1. In a large bowl combine flour, yeast and salt. Add 1 5/8 cups water, (I now use up to 420g)and stir until blended; dough will be shaggy and sticky. Cover bowl with plastic wrap. Let dough rest at least 12 hours, preferably about 18, at warm room temperature, about 70 degrees F.

2. Dough is ready when its surface is dotted with bubbles. Lightly flour a work surface and place dough on it; sprinkle it with a little more flour and fold it over on itself once or twice. Cover loosely with plastic wrap and let rest about 15 minutes.

3. Using just enough flour to keep dough from sticking to work surface or to your fingers, gently and quickly shape dough into a ball. Generously coat a cotton towel (not terry cloth) with flour, wheat bran or cornmeal; put dough seam side down on towel and dust with more flour, bran or cornmeal. Cover with another cotton towel and let rise for about 2 hours. When it is ready, dough will be more than double in size and will not readily spring back when poked with a finger.
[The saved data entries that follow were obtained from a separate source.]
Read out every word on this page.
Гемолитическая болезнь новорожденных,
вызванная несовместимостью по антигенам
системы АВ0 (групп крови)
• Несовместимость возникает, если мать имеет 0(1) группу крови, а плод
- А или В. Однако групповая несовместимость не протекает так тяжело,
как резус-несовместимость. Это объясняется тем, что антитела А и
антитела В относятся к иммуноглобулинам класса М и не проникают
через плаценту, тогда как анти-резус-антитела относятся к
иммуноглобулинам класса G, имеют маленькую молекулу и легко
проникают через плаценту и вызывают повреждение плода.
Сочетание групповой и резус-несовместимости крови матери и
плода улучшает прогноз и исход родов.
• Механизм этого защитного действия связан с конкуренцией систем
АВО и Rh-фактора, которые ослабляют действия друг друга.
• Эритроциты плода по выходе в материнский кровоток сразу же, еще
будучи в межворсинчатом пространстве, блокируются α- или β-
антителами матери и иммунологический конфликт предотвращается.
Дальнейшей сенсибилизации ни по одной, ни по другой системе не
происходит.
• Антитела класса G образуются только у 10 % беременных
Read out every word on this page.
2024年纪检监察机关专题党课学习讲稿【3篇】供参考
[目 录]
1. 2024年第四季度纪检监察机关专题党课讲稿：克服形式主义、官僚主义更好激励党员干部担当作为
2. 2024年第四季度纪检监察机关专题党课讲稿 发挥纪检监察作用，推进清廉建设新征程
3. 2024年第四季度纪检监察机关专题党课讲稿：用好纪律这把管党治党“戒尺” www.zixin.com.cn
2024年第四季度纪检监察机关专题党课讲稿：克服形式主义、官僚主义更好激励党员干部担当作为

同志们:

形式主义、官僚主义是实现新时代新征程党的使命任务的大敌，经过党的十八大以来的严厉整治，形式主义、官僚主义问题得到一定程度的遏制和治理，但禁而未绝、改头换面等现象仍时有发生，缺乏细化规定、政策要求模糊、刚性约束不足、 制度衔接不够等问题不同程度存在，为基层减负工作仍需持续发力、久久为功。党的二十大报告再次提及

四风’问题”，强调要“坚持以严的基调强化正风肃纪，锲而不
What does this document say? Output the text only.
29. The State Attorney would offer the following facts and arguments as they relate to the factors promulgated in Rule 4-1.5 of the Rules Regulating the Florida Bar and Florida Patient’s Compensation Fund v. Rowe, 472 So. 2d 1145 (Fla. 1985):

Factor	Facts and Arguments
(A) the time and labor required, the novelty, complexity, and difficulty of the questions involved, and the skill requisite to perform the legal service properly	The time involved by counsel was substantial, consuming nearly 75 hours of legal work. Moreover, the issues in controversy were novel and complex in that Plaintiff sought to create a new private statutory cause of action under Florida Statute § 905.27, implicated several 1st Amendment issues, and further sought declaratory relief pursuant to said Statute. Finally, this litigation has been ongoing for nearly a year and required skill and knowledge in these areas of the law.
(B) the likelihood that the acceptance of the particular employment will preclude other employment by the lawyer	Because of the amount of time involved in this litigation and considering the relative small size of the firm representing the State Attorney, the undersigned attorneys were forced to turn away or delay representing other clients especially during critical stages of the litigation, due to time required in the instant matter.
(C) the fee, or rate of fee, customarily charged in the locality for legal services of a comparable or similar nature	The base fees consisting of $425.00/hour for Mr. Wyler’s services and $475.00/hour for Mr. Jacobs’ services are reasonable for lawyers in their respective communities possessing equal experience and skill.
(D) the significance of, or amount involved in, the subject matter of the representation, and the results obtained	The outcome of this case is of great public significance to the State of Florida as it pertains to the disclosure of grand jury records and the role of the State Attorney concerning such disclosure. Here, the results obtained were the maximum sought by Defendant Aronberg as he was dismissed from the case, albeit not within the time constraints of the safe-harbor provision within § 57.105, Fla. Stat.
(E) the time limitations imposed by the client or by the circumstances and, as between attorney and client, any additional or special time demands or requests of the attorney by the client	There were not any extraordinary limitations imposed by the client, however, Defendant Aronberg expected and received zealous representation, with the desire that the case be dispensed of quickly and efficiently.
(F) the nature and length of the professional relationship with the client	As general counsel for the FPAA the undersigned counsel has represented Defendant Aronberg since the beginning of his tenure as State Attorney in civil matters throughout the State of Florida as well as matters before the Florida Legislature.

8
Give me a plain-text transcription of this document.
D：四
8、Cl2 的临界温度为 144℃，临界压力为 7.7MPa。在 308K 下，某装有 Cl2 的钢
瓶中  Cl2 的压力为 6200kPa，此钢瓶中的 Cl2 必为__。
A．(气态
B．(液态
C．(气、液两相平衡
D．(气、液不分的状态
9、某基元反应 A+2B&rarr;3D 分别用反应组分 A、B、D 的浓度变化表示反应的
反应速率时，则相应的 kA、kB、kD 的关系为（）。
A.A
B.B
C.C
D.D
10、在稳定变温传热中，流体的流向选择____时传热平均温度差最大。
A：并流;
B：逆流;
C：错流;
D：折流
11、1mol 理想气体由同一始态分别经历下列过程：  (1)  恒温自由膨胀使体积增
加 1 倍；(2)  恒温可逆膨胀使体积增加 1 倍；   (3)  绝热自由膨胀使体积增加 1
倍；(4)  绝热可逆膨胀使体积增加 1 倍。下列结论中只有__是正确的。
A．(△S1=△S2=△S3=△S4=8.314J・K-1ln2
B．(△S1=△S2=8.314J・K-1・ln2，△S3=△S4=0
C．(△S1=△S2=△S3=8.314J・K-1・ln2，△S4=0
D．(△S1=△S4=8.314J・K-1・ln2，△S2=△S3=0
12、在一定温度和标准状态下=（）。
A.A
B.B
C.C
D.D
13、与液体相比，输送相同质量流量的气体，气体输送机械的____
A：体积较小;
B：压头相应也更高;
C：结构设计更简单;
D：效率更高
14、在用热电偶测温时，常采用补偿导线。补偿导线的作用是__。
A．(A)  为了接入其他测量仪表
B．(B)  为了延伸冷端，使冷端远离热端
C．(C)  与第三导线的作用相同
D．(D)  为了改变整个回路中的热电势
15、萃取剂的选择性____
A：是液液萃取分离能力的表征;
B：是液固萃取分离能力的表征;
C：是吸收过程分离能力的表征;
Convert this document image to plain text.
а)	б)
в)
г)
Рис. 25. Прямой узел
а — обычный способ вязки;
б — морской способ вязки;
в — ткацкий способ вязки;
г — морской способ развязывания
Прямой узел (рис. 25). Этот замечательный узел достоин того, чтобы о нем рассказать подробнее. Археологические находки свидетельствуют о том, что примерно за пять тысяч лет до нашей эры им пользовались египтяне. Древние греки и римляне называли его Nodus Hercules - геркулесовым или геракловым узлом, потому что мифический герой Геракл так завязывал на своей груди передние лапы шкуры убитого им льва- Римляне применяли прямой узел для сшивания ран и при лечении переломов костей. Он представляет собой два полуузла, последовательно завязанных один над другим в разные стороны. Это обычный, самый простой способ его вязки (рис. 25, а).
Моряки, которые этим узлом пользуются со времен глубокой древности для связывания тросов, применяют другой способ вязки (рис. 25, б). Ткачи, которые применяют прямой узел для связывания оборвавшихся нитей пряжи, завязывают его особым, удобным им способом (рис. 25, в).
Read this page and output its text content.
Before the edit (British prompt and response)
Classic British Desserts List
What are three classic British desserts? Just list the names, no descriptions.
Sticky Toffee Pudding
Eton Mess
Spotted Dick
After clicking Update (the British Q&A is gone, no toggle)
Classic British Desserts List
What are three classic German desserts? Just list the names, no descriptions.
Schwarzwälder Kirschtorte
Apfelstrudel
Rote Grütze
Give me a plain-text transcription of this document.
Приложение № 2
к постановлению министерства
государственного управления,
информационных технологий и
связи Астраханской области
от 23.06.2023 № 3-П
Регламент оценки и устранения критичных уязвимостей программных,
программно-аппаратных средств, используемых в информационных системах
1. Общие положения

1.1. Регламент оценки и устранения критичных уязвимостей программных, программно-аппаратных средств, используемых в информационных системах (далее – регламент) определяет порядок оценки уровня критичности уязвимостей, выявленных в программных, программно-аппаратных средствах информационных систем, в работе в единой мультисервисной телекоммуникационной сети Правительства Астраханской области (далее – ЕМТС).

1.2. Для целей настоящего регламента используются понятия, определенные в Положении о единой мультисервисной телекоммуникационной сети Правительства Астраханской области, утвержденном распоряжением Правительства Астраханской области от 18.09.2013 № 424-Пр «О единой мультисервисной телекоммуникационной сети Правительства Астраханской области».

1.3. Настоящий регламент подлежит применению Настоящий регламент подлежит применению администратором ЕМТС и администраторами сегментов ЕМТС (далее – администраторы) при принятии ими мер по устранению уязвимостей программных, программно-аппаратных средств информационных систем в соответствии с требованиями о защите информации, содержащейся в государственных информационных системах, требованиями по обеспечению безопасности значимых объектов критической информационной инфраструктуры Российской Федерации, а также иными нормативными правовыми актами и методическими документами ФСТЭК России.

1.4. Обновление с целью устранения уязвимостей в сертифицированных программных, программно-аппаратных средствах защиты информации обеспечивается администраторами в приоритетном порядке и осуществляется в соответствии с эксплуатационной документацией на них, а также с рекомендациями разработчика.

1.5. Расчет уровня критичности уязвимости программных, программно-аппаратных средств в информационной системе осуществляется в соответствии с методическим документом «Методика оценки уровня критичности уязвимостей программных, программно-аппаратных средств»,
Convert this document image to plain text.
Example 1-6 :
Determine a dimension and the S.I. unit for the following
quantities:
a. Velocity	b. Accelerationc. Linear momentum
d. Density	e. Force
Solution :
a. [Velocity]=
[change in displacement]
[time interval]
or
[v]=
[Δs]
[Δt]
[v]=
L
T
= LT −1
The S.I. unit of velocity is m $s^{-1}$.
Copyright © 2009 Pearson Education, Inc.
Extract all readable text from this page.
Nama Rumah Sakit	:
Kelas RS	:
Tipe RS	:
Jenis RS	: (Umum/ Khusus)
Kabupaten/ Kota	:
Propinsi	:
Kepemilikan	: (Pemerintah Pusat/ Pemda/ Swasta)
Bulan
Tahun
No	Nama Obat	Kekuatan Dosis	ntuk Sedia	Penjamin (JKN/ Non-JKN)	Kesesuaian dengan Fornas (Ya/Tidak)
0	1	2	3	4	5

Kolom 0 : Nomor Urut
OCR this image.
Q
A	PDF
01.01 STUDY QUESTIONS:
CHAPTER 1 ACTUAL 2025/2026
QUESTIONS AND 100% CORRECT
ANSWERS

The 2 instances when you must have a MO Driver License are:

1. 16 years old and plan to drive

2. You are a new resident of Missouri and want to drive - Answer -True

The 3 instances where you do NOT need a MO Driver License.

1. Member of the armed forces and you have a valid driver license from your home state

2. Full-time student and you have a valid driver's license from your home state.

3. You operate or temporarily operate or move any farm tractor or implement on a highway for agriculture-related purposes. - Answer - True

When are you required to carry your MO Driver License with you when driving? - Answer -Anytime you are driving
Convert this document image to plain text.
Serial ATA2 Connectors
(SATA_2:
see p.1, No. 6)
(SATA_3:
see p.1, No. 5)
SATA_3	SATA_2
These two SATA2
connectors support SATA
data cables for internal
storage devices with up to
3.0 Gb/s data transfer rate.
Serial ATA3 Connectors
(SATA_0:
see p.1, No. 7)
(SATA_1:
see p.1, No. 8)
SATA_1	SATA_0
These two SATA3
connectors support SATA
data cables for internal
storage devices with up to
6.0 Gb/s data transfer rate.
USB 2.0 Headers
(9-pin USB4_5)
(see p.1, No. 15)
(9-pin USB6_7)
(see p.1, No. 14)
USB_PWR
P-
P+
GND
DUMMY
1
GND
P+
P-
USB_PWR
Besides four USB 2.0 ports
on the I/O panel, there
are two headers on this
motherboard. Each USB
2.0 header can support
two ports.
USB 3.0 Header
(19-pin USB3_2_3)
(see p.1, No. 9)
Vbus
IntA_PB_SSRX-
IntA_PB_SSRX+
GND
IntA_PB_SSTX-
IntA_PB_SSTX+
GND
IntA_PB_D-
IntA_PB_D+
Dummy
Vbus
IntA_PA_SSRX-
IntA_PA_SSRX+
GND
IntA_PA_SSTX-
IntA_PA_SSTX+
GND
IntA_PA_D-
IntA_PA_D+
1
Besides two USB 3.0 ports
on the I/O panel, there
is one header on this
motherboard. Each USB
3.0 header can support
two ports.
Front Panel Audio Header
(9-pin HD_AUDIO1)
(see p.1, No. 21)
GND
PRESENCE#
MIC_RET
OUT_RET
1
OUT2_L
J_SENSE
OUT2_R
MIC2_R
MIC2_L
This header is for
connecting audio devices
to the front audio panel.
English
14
4. At least a half-hour before dough is ready, heat oven to 450 degrees F. Put a 6- to 8-quart heavy covered pot (cast iron, enamel, Pyrex or ceramic) in oven as it heats. When dough is ready, carefully remove pot from oven. Slide your hand under towel and turn dough over into pot, seam side up; it may look like a mess, but that is O.K. Shake pan once or twice if dough is unevenly distributed; it will straighten out as it bakes. Cover with lid and bake 30 minutes, then remove lid and bake another 15 to 30 minutes, until loaf is beautifully browned. Cool on a rack.

I have enjoyed all of the loaves that I have made using this method but I have had a problem with consistency so I have been working on a using weights for the flour and water instead of volume measures. After several tries I've settled on 450g of Flour and 375g of water. I'm also finding that I get a much better loaf using unbleached flour.